A: The IIoT has made predictive maintenance accessible to industrial companies of almost any size. Not only are initial investments much lower, but the certainty in the ROI of those investments is becoming much clearer as companies adopt IIoT technology. From an industrial customer standpoint, IIoT has enabled predictive maintenance (PdM) to scale. PdM has scaled not only the scope of a PdM program (e.g., more sensors means more PdM coverage across a plant), it has also scaled the effectiveness of such programs. For example, a wide base of plant operators, maintenance professionals and reliability engineers are given simpler, more accurate and more advance notice of potential problems within a plant. This has been enabled by recent advances in sensor technology (to collect new types of data) and rapid development of machine learning and new data science approaches to transform raw data into useful insights.

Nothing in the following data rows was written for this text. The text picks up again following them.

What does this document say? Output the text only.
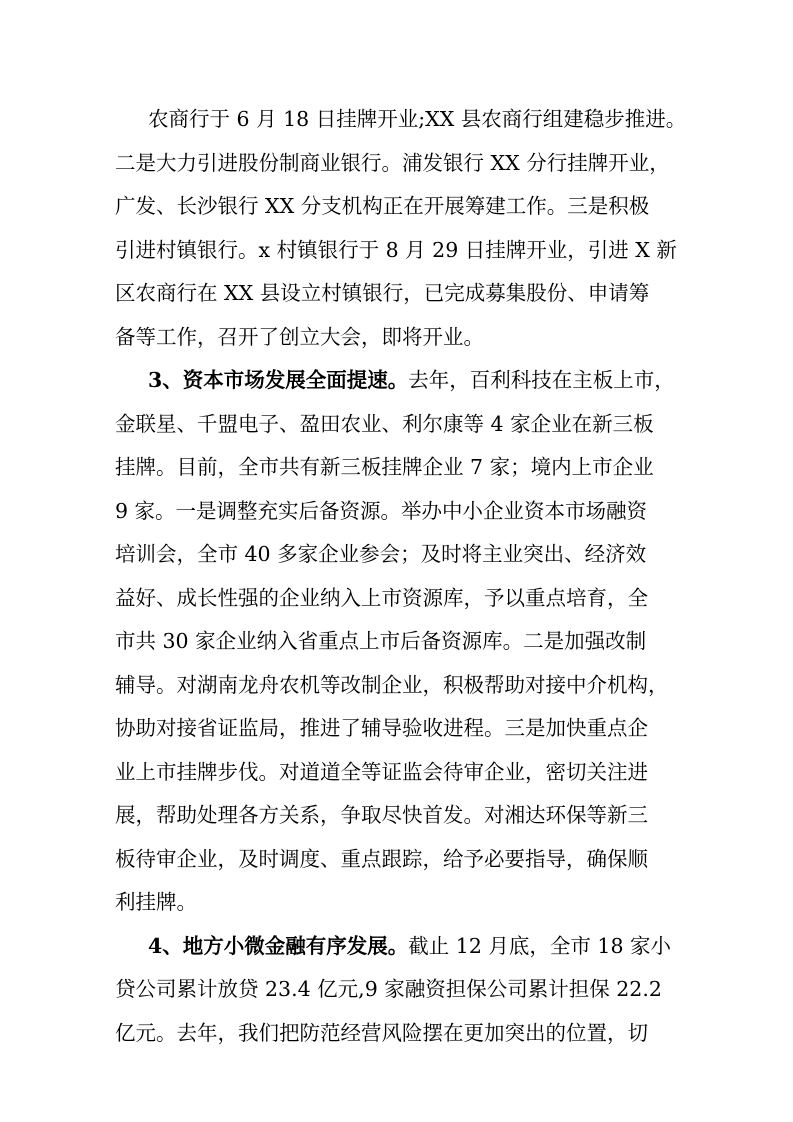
农商行于 6 月 18 日挂牌开业;XX 县农商行组建稳步推进。
二是大力引进股份制商业银行。浦发银行 XX 分行挂牌开业，
广发、长沙银行 XX 分支机构正在开展筹建工作。三是积极
引进村镇银行。x 村镇银行于 8 月 29 日挂牌开业，引进 X 新
区农商行在 XX 县设立村镇银行，已完成募集股份、申请筹
备等工作，召开了创立大会，即将开业。
3、资本市场发展全面提速。去年，百利科技在主板上市，
金联星、千盟电子、盈田农业、利尔康等 4 家企业在新三板
挂牌。目前，全市共有新三板挂牌企业 7 家；境内上市企业
9 家。一是调整充实后备资源。举办中小企业资本市场融资
培训会，全市 40 多家企业参会；及时将主业突出、经济效
益好、成长性强的企业纳入上市资源库，予以重点培育，全
市共 30 家企业纳入省重点上市后备资源库。二是加强改制
辅导。对湖南龙舟农机等改制企业，积极帮助对接中介机构，
协助对接省证监局，推进了辅导验收进程。三是加快重点企
业上市挂牌步伐。对道道全等证监会待审企业，密切关注进
展，帮助处理各方关系，争取尽快首发。对湘达环保等新三
板待审企业，及时调度、重点跟踪，给予必要指导，确保顺
利挂牌。
4、地方小微金融有序发展。截止 12 月底，全市 18 家小
贷公司累计放贷 23.4 亿元,9 家融资担保公司累计担保 22.2
亿元。去年，我们把防范经营风险摆在更加突出的位置，切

Q: What is the top misconception you run into when it comes to predictive maintenance?
A: The top misconception associated with PdM is that it does not require a cultural change within an organization to be fully adopted. Predictive maintenance implies doing maintenance only when needed, based on the condition of an asset and its predicted effect on the performance of the process. This is very different than how the vast majority of plants operate today — mainly because PdM was less accessible until very recently. Augury helps its customers structure a PdM program such that it is successfully adopted within the context of the individual organization. This includes proper training, onboarding, support and even periodic business reviews to make sure the organization is on track to hit its goals. Getting it right from day one combined with quick wins builds the credibility within an organization necessary to encourage adoption and consequently maximizes the value of a PdM program.
Q : Can you describe the work you are currently doing with PSG?
A: Augury’s technology stack and experience in building and going to market with subscription-based IIoT products are very well positioned to help OEMs transform and prepare for a digital future. We’re working with a number of OEMs of rotating equipment, including PSG and Grundfos to bring new products, new business models and a new mindset to the market. With PSG, we have partnered to launch SafeGuard, a predictive analytics platform for Griswold pumps.
Q: What’s next for the predictive maintenance industry?
Today, predictive maintenance is emerging as the most actionable and proven use case for the IIoT. As more and more organizations embrace a digital strategy, reliability based on predictive technologies will become the standard for how firms operate in the future.
Another thing we’re already seeing is the convergence between the predictive approaches to the way we maintain, operate and deliver business results with industrial machines. Almost every manufacturing segment is experiencing an increasing need for operational flexibility and efficiency to serve the rapidly evolving market demand. By combining machine-based diagnostic insights with operational and performance-based factory insights, we will help create that type of efficiency and flexibility at a faster rate than ever before. Augury is already working with a number of customers to integrate machine health and diagnostics with operational insights.